Using noninvasive molecular imaging technology, a method has been developed to track the location and activity of mesenchymal stem cells (MSCs) in the tumors of living organisms, according to researchers at the Society of Nuclear Medicine's 55th Annual Meeting. This ability could lead to major advances in the use of stem cell therapies to treat cancer.
"Stem cell cancer therapies are still in the early stages of development, but they offer great promise in delivering personalized medicine that will fight disease at the cellular level," said Hui Wang, a postdoctoral fellow from Prof. Xiaoyuan (Shawn) Chen's group of the Molecular Imaging Program at Stanford (MIPS), Department of Radiology at Stanford University, Stanford, Calif., and lead researcher of the study, Trafficking the Fate of Mesenchymal Stem Cells In Vivo. "Our results indicate that molecular imaging can play a critical role in understanding and improving the process of how stem cells migrate to cancer cells. Eventually, this technique could also be used to determine if gene-modified stem cells are effective in fighting cancer."

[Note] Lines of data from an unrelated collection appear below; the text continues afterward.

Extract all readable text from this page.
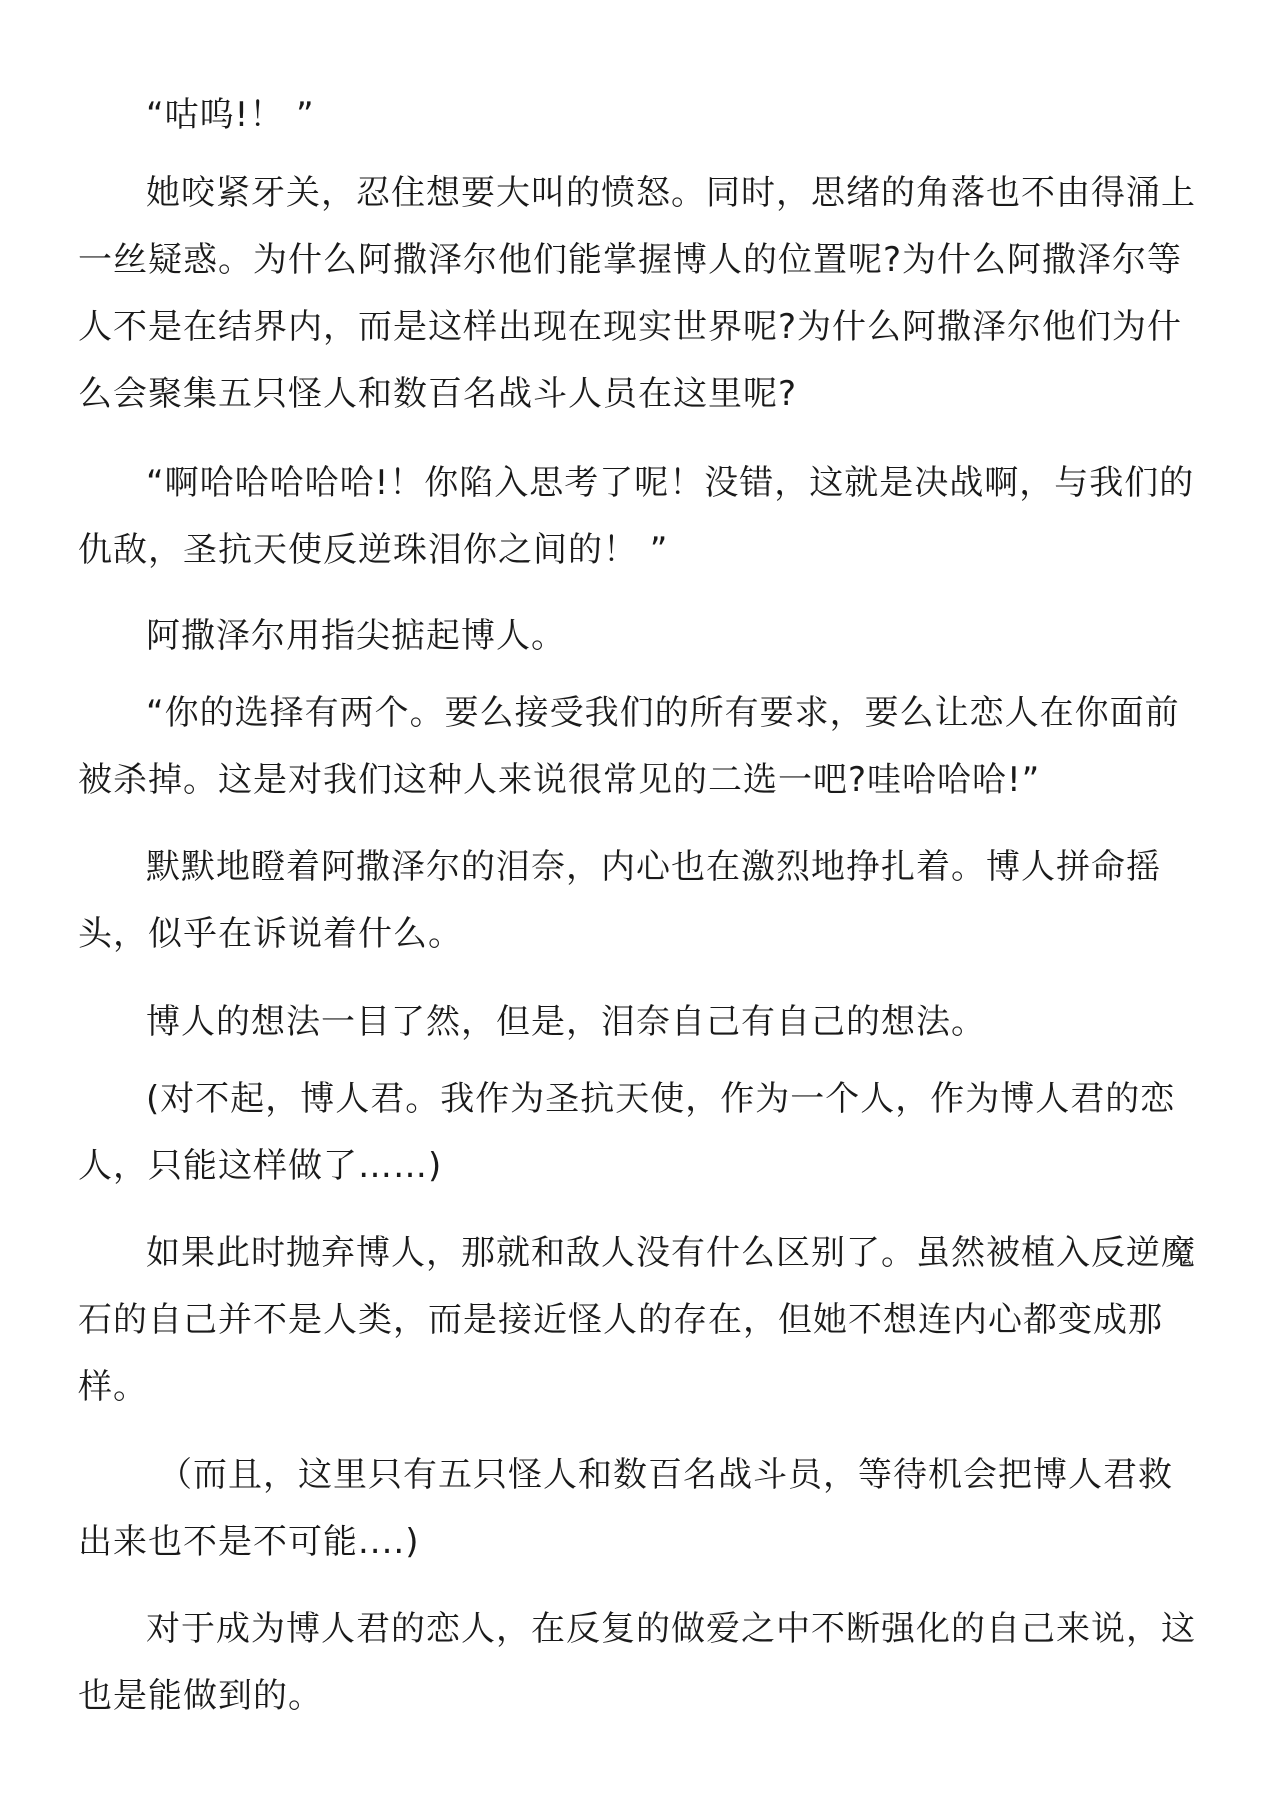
“咕呜!！ ”

她咬紧牙关，忍住想要大叫的愤怒。同时，思绪的角落也不由得涌上一丝疑惑。为什么阿撒泽尔他们能掌握博人的位置呢?为什么阿撒泽尔等人不是在结界内，而是这样出现在现实世界呢?为什么阿撒泽尔他们为什么会聚集五只怪人和数百名战斗人员在这里呢?

“啊哈哈哈哈哈!！你陷入思考了呢！没错，这就是决战啊，与我们的仇敌，圣抗天使反逆珠泪你之间的！ ”

阿撒泽尔用指尖掂起博人。

“你的选择有两个。要么接受我们的所有要求，要么让恋人在你面前被杀掉。这是对我们这种人来说很常见的二选一吧?哇哈哈哈!”

默默地瞪着阿撒泽尔的泪奈，内心也在激烈地挣扎着。博人拼命摇头，似乎在诉说着什么。

博人的想法一目了然，但是，泪奈自己有自己的想法。

(对不起，博人君。我作为圣抗天使，作为一个人，作为博人君的恋人，只能这样做了……)

如果此时抛弃博人，那就和敌人没有什么区别了。虽然被植入反逆魔石的自己并不是人类，而是接近怪人的存在，但她不想连内心都变成那样。

（而且，这里只有五只怪人和数百名战斗员，等待机会把博人君救出来也不是不可能....)

对于成为博人君的恋人，在反复的做爱之中不断强化的自己来说，这也是能做到的。
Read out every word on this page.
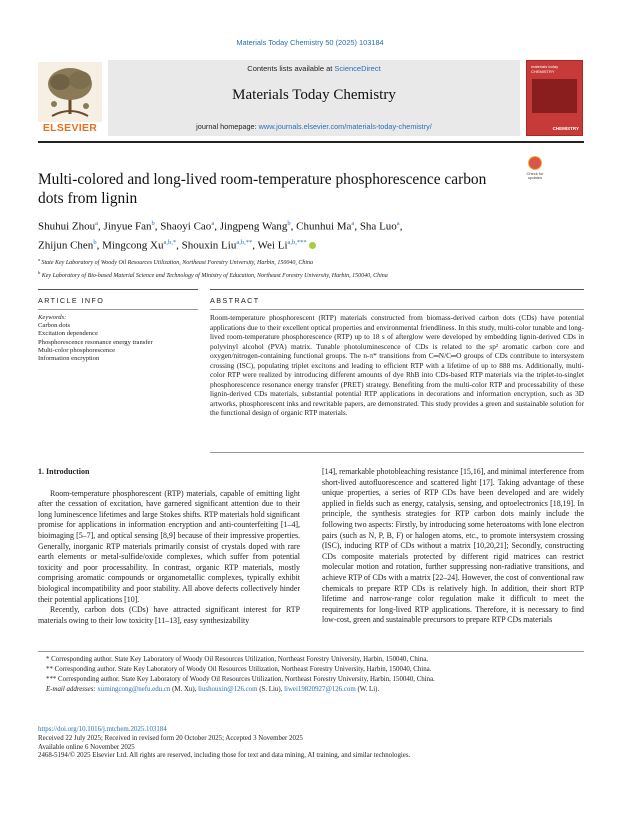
Materials Today Chemistry 50 (2025) 103184
ELSEVIER
Contents lists available at ScienceDirect
Materials Today Chemistry
journal homepage: www.journals.elsevier.com/materials-today-chemistry/
materials today CHEMISTRY
CHEMISTRY
Check for updates
Multi-colored and long-lived room-temperature phosphorescence carbon dots from lignin
Shuhui Zhou$^a$, Jinyue Fan$^b$, Shaoyi Cao$^a$, Jingpeng Wang$^b$, Chunhui Ma$^a$, Sha Luo$^a$,
Zhijun Chen$^b$, Mingcong $Xu^{a,b,*}$, Shouxin Liu$^{a,b,**}$, Wei $Li^{a,b,***}$
$^a$ State Key Laboratory of Woody Oil Resources Utilization, Northeast Forestry University, Harbin, 150040, China
$^b$ Key Laboratory of Bio-based Material Science and Technology of Ministry of Education, Northeast Forestry University, Harbin, 150040, China
ARTICLE INFO	ABSTRACT
Keywords:
Carbon dots
Excitation dependence
Phosphorescence resonance energy transfer
Multi-color phosphorescence
Information encryption
Room-temperature phosphorescent (RTP) materials constructed from biomass-derived carbon dots (CDs) have potential applications due to their excellent optical properties and environmental friendliness. In this study, multi-color tunable and long-lived room-temperature phosphorescence (RTP) up to 18 s of afterglow were developed by embedding lignin-derived CDs in polyvinyl alcohol (PVA) matrix. Tunable photoluminescence of CDs is related to the sp² aromatic carbon core and oxygen/nitrogen-containing functional groups. The n-π* transitions from C═N/C═O groups of CDs contribute to intersystem crossing (ISC), populating triplet excitons and leading to efficient RTP with a lifetime of up to 888 ms. Additionally, multi-color RTP were realized by introducing different amounts of dye RhB into CDs-based RTP materials via the triplet-to-singlet phosphorescence resonance energy transfer (PRET) strategy. Benefiting from the multi-color RTP and processability of these lignin-derived CDs materials, substantial potential RTP applications in decorations and information encryption, such as 3D artworks, phosphorescent inks and rewritable papers, are demonstrated. This study provides a green and sustainable solution for the functional design of organic RTP materials.
1. Introduction
Room-temperature phosphorescent (RTP) materials, capable of emitting light after the cessation of excitation, have garnered significant attention due to their long luminescence lifetimes and large Stokes shifts. RTP materials hold significant promise for applications in information encryption and anti-counterfeiting [1–4], bioimaging [5–7], and optical sensing [8,9] because of their impressive properties. Generally, inorganic RTP materials primarily consist of crystals doped with rare earth elements or metal-sulfide/oxide complexes, which suffer from potential toxicity and poor processability. In contrast, organic RTP materials, mostly comprising aromatic compounds or organometallic complexes, typically exhibit biological incompatibility and poor stability. All above defects collectively hinder their potential applications [10].
Recently, carbon dots (CDs) have attracted significant interest for RTP materials owing to their low toxicity [11–13], easy synthesizability
[14], remarkable photobleaching resistance [15,16], and minimal interference from short-lived autofluorescence and scattered light [17]. Taking advantage of these unique properties, a series of RTP CDs have been developed and are widely applied in fields such as energy, catalysis, sensing, and optoelectronics [18,19]. In principle, the synthesis strategies for RTP carbon dots mainly include the following two aspects: Firstly, by introducing some heteroatoms with lone electron pairs (such as N, P, B, F) or halogen atoms, etc., to promote intersystem crossing (ISC), inducing RTP of CDs without a matrix [10,20,21]; Secondly, constructing CDs composite materials protected by different rigid matrices can restrict molecular motion and rotation, further suppressing non-radiative transitions, and achieve RTP of CDs with a matrix [22–24]. However, the cost of conventional raw chemicals to prepare RTP CDs is relatively high. In addition, their short RTP lifetime and narrow-range color regulation make it difficult to meet the requirements for long-lived RTP applications. Therefore, it is necessary to find low-cost, green and sustainable precursors to prepare RTP CDs materials
* Corresponding author. State Key Laboratory of Woody Oil Resources Utilization, Northeast Forestry University, Harbin, 150040, China.
** Corresponding author. State Key Laboratory of Woody Oil Resources Utilization, Northeast Forestry University, Harbin, 150040, China.
*** Corresponding author. State Key Laboratory of Woody Oil Resources Utilization, Northeast Forestry University, Harbin, 150040, China.
E-mail addresses: xumingcong@nefu.edu.cn (M. Xu), liushouxin@126.com (S. Liu), liwei19820927@126.com (W. Li).
https://doi.org/10.1016/j.mtchem.2025.103184
Received 22 July 2025; Received in revised form 20 October 2025; Accepted 3 November 2025
Available online 6 November 2025
2468-5194/© 2025 Elsevier Ltd. All rights are reserved, including those for text and data mining, AI training, and similar technologies.
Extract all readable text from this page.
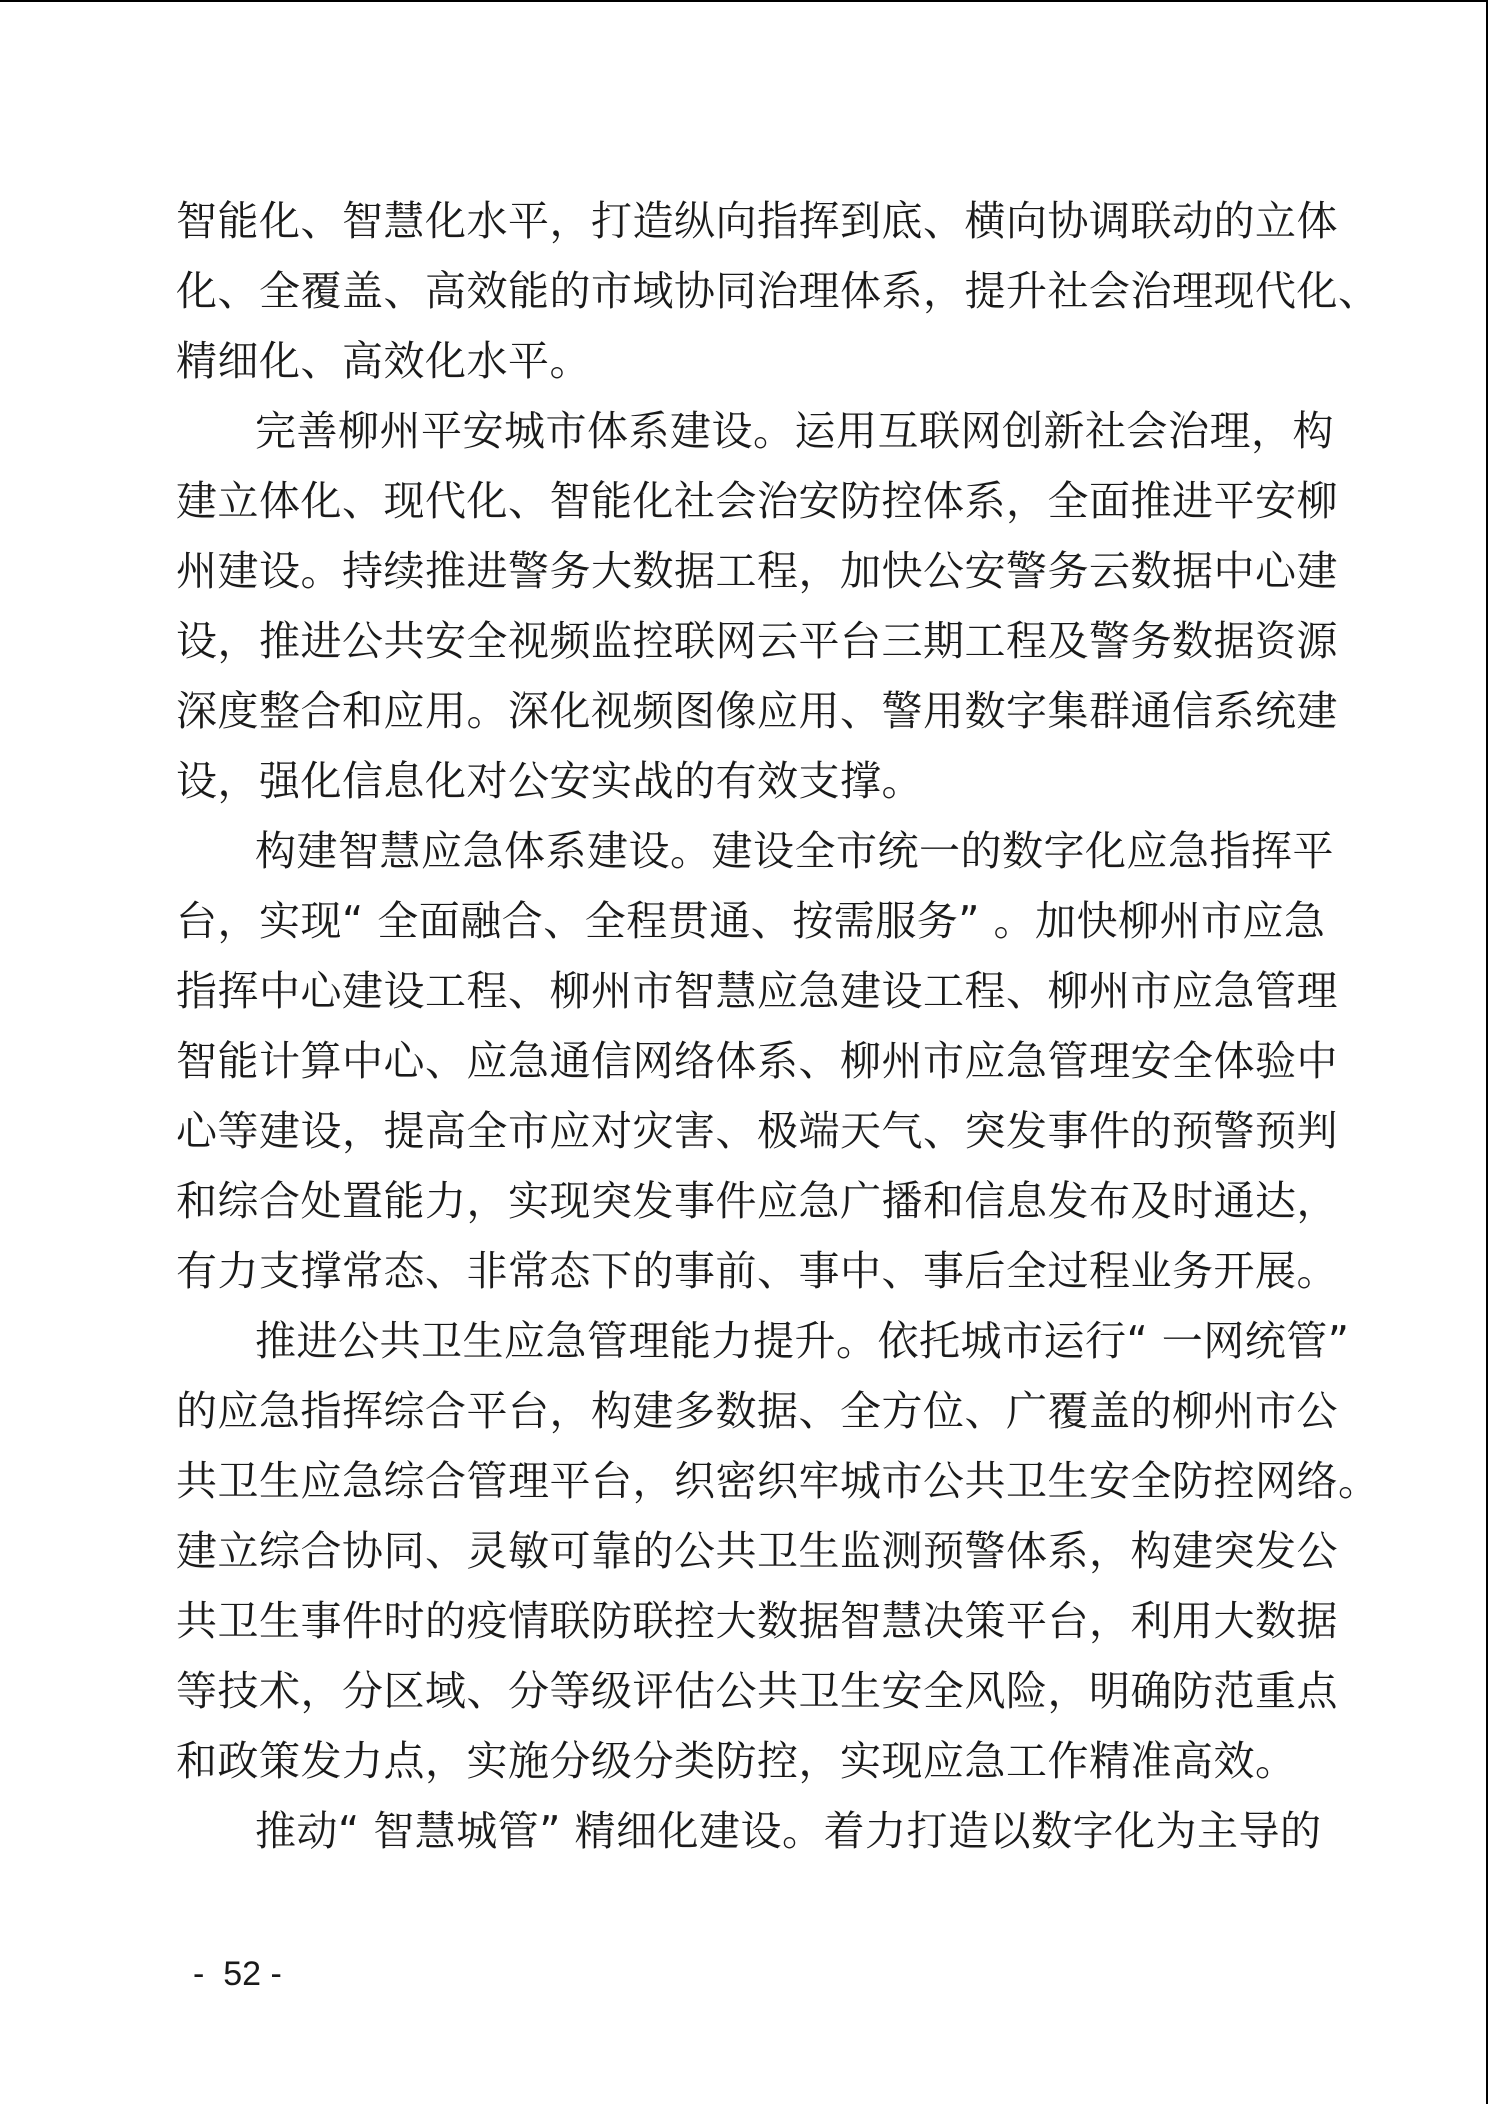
智能化、智慧化水平，打造纵向指挥到底、横向协调联动的立体
化、全覆盖、高效能的市域协同治理体系，提升社会治理现代化、
精细化、高效化水平。
完善柳州平安城市体系建设。运用互联网创新社会治理，构
建立体化、现代化、智能化社会治安防控体系，全面推进平安柳
州建设。持续推进警务大数据工程，加快公安警务云数据中心建
设，推进公共安全视频监控联网云平台三期工程及警务数据资源
深度整合和应用。深化视频图像应用、警用数字集群通信系统建
设，强化信息化对公安实战的有效支撑。
构建智慧应急体系建设。建设全市统一的数字化应急指挥平
台，实现“ 全面融合、全程贯通、按需服务” 。加快柳州市应急
指挥中心建设工程、柳州市智慧应急建设工程、柳州市应急管理
智能计算中心、应急通信网络体系、柳州市应急管理安全体验中
心等建设，提高全市应对灾害、极端天气、突发事件的预警预判
和综合处置能力，实现突发事件应急广播和信息发布及时通达，
有力支撑常态、非常态下的事前、事中、事后全过程业务开展。
推进公共卫生应急管理能力提升。依托城市运行“ 一网统管”
的应急指挥综合平台，构建多数据、全方位、广覆盖的柳州市公
共卫生应急综合管理平台，织密织牢城市公共卫生安全防控网络。
建立综合协同、灵敏可靠的公共卫生监测预警体系，构建突发公
共卫生事件时的疫情联防联控大数据智慧决策平台，利用大数据
等技术，分区域、分等级评估公共卫生安全风险，明确防范重点
和政策发力点，实施分级分类防控，实现应急工作精准高效。
推动“ 智慧城管” 精细化建设。着力打造以数字化为主导的
-  52 -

MSCs are adult stem cells that have the ability to transform into many different types of cells, such as bone, fat or cartilage. Many scientists believe that stem cells show great promise in treating different types of diseases-and a few stem cell therapies are already used to fight some types of cancer. Leukemia patients who haven't responded to chemotherapy, for example, may receive bone marrow transplants, through which stem cells of a healthy bone marrow donor are injected into the patient's blood stream. If the transplant is successful, the stem cells will migrate to the patient's bone marrow and begin producing healthy cells that will replace the cancer cells. For other types of cancer, researchers are experimenting with modifying stem cells that could be engineered to deliver chemotherapy more precisely to specific tumor sites.
For these types of treatments to be successful, the ability to track what happens to stem cells after they are injected into a living organism is essential. Currently, three different tracking techniques are used: radiolabeling, which consists of using a radioactive substance to tag the cells; magnetic labeling, or using magnetic nanoparticles to tag cells for magnetic resonance imaging; and reporter-gene tracking, which involves engineering genes that can adhere to cells and be tracked with molecular imaging technologies. Of these, reporter gene techniques are highly sensitive and able to monitor cell migration, survival and proliferation over time in living organisms.